Still Maine did his best, introducing her to each of his family members: his wife and youngest daughter, and his son’s wife, her baby and two small boys. The women bustled off to finish preparing dinner, and some time later the family was hunched over their wooden bowls as though eating required every scrap of their attention.

It was a coarse and unappetizing dish—chunks of mutton and turnip bobbing in gluey oatmeal. The bread was fresh and hot though, and the ale surprisingly good. Sive praised both, winning a dimple of pleasure from the women.

But there was no conversation to be had, especially after Maine ventured to ask where she was going.

“You’ll have been heading to our chieftain’s dun, I warrant, where you can be received in proper comfort,” he said. “Did you get separated from your people somehow and veer off the main road by mistake? We can walk you back and set you on the right road on the morrow.”

Sive shook her head. “I am traveling alone, and—forgive me, but I cannot reveal my destination. But if you would help me across the river, I’ll be very grateful.”

If there had been any doubt of her strangeness before, there was none now. Even Maine was silenced.

A winter night is long, and once they had done eating and the women had cleared away the remains, the silence became oppressive. Sive was as uneasy as any of them, her nerves drawing tight as a harpstring as the Dark Man grew in her mind. Would he come? She pictured the door banging open, the black outline of his form filling the narrow space. As deer or woman, how would she get past?

It was folly to have come here, to think of passing the night in such a cage. But she had to try. If he truly could not find her in this world, then rough and raw though it was, she would learn to live here.

The baby was unsettled, her cries all the more shrill in the small house for the unnatural quiet, and Brogan pulled out a wooden flute and began to play. The melody was simple but pleasing, relaxing them all. The baby paused, distracted by the new sound, and as her mother began to sway back and forth to the tune her cries became whimpers and she let her head drop against her mam’s shoulder.

Sive had the tune by the second round and began to hum along, pleased to have something to share with her hosts. The music soothed her as nothing else could have, and the Dark Man’s shadow receded. If he came, he came, and she would try her best to evade him. But she would have this bit of music in the meantime.
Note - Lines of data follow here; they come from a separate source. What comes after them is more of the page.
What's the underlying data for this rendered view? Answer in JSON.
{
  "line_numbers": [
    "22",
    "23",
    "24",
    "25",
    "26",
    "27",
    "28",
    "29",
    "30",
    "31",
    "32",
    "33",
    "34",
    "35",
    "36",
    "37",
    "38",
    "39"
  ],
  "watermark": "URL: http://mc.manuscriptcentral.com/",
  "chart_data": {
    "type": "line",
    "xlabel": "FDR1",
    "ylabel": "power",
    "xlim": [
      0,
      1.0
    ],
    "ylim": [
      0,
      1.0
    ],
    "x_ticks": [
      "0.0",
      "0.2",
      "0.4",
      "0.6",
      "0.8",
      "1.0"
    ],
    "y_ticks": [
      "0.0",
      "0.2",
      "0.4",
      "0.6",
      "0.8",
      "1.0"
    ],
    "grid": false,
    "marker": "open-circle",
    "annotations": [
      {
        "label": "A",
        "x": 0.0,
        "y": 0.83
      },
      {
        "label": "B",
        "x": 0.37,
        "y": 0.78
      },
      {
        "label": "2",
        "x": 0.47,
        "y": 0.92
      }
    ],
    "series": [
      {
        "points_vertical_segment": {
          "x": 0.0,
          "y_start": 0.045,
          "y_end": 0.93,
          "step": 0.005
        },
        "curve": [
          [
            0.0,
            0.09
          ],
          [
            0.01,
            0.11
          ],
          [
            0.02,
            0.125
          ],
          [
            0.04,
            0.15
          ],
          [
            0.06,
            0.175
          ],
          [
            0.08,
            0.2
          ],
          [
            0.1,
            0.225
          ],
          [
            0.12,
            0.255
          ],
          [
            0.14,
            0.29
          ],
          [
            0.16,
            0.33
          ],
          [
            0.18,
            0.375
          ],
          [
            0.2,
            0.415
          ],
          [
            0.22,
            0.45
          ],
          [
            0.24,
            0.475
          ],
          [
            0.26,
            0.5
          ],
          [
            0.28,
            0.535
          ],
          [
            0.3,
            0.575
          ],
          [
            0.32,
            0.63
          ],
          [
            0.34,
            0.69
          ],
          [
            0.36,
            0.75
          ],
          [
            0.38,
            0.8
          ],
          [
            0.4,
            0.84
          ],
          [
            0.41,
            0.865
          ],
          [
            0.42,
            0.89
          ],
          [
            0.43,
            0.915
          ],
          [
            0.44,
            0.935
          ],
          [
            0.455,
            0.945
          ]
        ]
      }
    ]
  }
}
Lost in her thoughts, she did not realize at first that the flute had stopped and only her own voice filled the dim cabin. Embarrassed at missing the ending, she looked up with a little laugh, only to find the entire family staring white-eyed, looking as though they might bolt as one from the house.
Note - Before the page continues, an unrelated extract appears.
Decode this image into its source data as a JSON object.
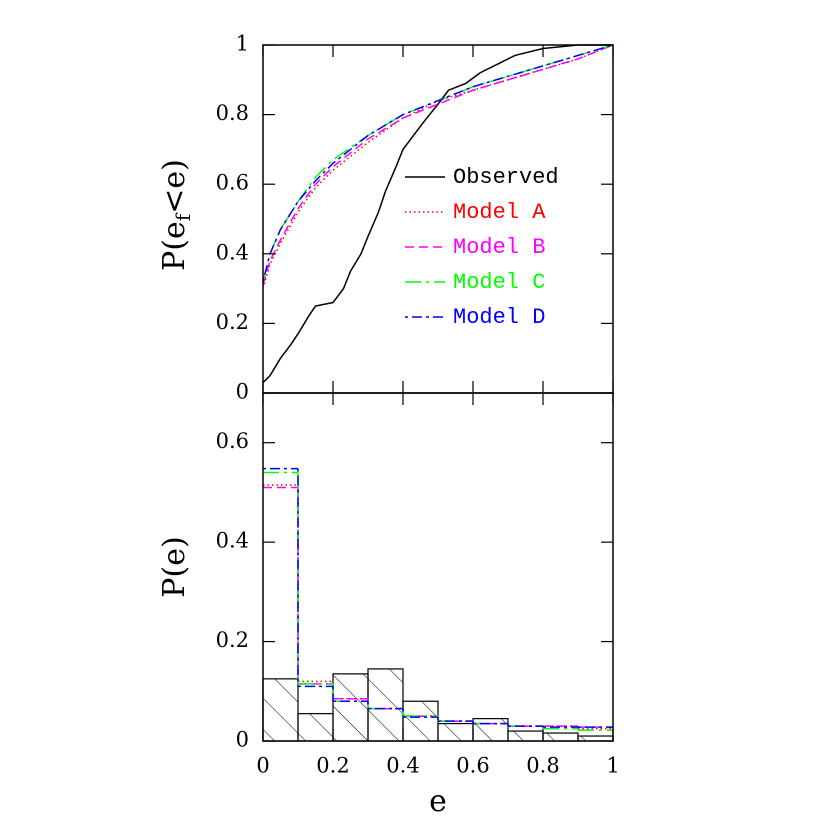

“I’m sorry.” Unsure what she was apologizing for, Sive settled for a guess. “I didn’t mean to intrude on your music. It’s just…it’s a very long time since I have heard any, and I joined in without thinking.”

More silence, until at last Maine cleared his throat and waded in. “You are a woman of the Sidhe, that is plain.” Sive did not deny it. “It is well known the music of the Sidhe will drive a man mad or senseless. Is it a spell you are putting over us?”

Now it was Sive’s turn to be indignant. “Would I do such a thing to people who have shown me nothing but kindness? There are some few among us who have such a skill, yes, but I was not raised to repay hospitality with ill-use of any kind.” The flare of anger faded, overcome by a deep, aching sorrow. The yearning for home was a hand squeezing her heart—for her lovely, sunny house with its rich colors and soft beds, for her mother’s voice twined with her own, one song rising into the morning, for the careless days of her girlhood. For people who understood her.

“I just wanted to sing,” she whispered.

It was the old woman, Sarai, who put things right. She rose stiffly from her stool near the fire, walked over to Sive and laid a hand on her shoulder. Sive looked up into milky blue eyes that met hers steadily.

“Your voice is the loveliest thing I have ever heard,” she said. “Will you sing to us a little longer?”